Fourth and Chaos

The largest draw of professional sports are the players, teams, and stakes. The order of which depends on the sport. One doesn’t need to look farther than the top 10 most watched sports games of the past year to understand that often the content of the game doesn’t matter as much as the context [1]:
As always NFL is king, but more importantly 8 out of 10 games are attached to the NFL playoffs and the other two fall on Thanksgiving the holiest day of football. This makes sense, because people innately think that bigger means better. The more fanfare and buildup attached to a game like the Superbowl the more likely people are to watch it.
But this fanfare doesn’t always mean that the game is fun to watch. In fact we need not look further than the coveted Superbowl, over the past ten years the Superbowl has on average been decided by more than 11 points [2].
If we strip away the storylines, stakes, and stardom the Superbowl is on average probably more boring than your typical Sunday night game, but I want a way to quantify that, make decisions on which team to watch any given day, and in general capture the how exciting the product on the field or court is irrespective of the fluff surrounding it … cue the Sports Excitement Factor.
I have a very simple strategy to examine the sports excitement factor and it comes down to a funky little chart that most sports degenerates have seen at least one point in our life: The Win Probability Chart.
Let’s take a look at these two games:
2022 Week 10 NFL Vikings vs. Bills
2022 Week 14 NFL 49ers vs. Buccaneers
What was the better game? What was the more exciting game? I think the answer is clear. The most exciting sports games are supposed to ebb and flow like a good story, with twists and turns, surprises and tension, and ultimately a satisfying yet unexpected conclusion.
Before we begin anything we have to construct our in-game win probability model. Unfortunately the folks at ESPN haven’t made their model publicly available, but there is a vast amount of literature on this topic.

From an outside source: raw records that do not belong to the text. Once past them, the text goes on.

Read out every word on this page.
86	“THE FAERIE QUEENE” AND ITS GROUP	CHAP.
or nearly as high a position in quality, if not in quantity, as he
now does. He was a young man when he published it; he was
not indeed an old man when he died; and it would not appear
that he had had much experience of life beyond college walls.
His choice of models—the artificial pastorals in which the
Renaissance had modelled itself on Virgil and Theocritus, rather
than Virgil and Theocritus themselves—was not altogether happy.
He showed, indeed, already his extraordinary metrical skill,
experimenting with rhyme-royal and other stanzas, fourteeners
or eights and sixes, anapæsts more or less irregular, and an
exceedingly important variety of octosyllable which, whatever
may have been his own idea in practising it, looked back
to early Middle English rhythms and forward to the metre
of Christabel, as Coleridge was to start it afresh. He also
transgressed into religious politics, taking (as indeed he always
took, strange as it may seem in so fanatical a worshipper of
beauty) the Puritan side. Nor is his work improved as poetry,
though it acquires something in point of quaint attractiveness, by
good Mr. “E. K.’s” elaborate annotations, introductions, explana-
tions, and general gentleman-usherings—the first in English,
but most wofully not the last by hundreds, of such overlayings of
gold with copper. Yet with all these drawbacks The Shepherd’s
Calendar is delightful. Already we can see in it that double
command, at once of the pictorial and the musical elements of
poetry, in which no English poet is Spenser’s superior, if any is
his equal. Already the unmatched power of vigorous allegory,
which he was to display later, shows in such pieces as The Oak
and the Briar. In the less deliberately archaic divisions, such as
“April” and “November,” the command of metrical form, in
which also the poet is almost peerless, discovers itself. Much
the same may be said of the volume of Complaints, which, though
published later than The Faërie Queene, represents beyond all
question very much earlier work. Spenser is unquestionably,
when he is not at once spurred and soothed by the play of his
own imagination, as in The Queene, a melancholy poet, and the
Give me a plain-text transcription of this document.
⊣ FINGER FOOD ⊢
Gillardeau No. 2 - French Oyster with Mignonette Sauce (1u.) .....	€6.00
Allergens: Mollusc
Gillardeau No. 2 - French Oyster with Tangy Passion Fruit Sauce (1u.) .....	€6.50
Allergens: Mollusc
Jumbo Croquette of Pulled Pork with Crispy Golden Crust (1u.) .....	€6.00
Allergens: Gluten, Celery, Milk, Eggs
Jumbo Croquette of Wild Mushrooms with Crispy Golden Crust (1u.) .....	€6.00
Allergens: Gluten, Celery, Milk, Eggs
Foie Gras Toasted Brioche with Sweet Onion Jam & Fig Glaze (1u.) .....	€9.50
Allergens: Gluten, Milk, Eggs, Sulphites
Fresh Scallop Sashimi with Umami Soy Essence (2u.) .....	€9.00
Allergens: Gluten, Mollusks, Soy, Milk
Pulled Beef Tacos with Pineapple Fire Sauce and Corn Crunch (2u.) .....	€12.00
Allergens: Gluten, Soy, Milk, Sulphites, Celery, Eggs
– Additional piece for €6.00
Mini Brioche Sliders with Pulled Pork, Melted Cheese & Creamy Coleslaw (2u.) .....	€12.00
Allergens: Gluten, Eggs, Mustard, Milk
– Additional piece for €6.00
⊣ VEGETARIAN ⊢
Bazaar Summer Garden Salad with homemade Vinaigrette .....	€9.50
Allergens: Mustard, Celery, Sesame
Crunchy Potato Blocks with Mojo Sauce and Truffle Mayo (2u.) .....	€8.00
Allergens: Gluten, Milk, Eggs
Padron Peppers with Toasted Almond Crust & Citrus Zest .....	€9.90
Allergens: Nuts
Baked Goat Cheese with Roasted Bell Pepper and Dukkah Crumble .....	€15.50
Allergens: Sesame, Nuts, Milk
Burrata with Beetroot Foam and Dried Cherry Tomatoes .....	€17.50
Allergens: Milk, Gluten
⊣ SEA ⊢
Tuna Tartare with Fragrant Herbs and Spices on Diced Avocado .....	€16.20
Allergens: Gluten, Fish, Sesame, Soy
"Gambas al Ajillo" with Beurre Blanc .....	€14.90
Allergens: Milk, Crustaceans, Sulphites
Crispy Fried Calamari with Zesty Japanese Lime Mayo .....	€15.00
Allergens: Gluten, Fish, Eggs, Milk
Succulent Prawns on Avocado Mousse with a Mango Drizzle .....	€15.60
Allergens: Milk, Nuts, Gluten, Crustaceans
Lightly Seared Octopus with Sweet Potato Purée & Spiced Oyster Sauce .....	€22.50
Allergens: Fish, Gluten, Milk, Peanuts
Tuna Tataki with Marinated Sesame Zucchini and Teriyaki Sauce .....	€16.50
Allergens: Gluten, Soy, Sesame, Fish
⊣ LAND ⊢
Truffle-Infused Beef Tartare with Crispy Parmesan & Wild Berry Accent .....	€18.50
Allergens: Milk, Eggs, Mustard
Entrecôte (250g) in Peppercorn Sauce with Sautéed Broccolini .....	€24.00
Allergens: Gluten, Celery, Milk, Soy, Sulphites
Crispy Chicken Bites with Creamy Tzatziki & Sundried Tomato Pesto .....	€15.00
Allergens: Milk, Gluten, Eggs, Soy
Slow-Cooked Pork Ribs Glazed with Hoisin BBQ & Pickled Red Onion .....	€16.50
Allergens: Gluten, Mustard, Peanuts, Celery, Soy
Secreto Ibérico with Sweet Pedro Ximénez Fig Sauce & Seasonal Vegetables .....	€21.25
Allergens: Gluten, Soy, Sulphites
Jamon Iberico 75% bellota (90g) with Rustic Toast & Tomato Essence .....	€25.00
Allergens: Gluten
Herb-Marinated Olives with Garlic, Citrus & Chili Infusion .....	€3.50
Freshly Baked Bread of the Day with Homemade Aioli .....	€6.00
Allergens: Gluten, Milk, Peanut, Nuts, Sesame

Let’s Put Our Model Into Action
With the model “constructed”, we can start our application by taking a simple of random games generated by our model. All games used in our analysis are going to be from the 2022 NFL season.
Week 12 - Green Bay @ Philadelphia (33-40)
Week 8 - Las Vegas @ New Orleans (24-0)
The essence of what we are looking for is there, now it’s just time to throw some numbers around and see what sticks.
Quantifying It All
The graph is nice but it doesn’t provide anything quantitative to compare, sort, and assess. Instead we need to figure out a way to project the figures above down into a single number. Here are a couple of ideas to quantify it all:
- Time Spent in “Danger Zone”: Lets say the danger zone is a game that is at about a 50% win probability for either team with a margin of error of about 5%, we can then look for the portion of a game that’s in this zone
- Big Movements: Looking for large changes in the win probability, maybe we can define this as within a minute if the win probability changes more than 20%. This would usually indicate a turnover or big offensive play. In other words “exciting”.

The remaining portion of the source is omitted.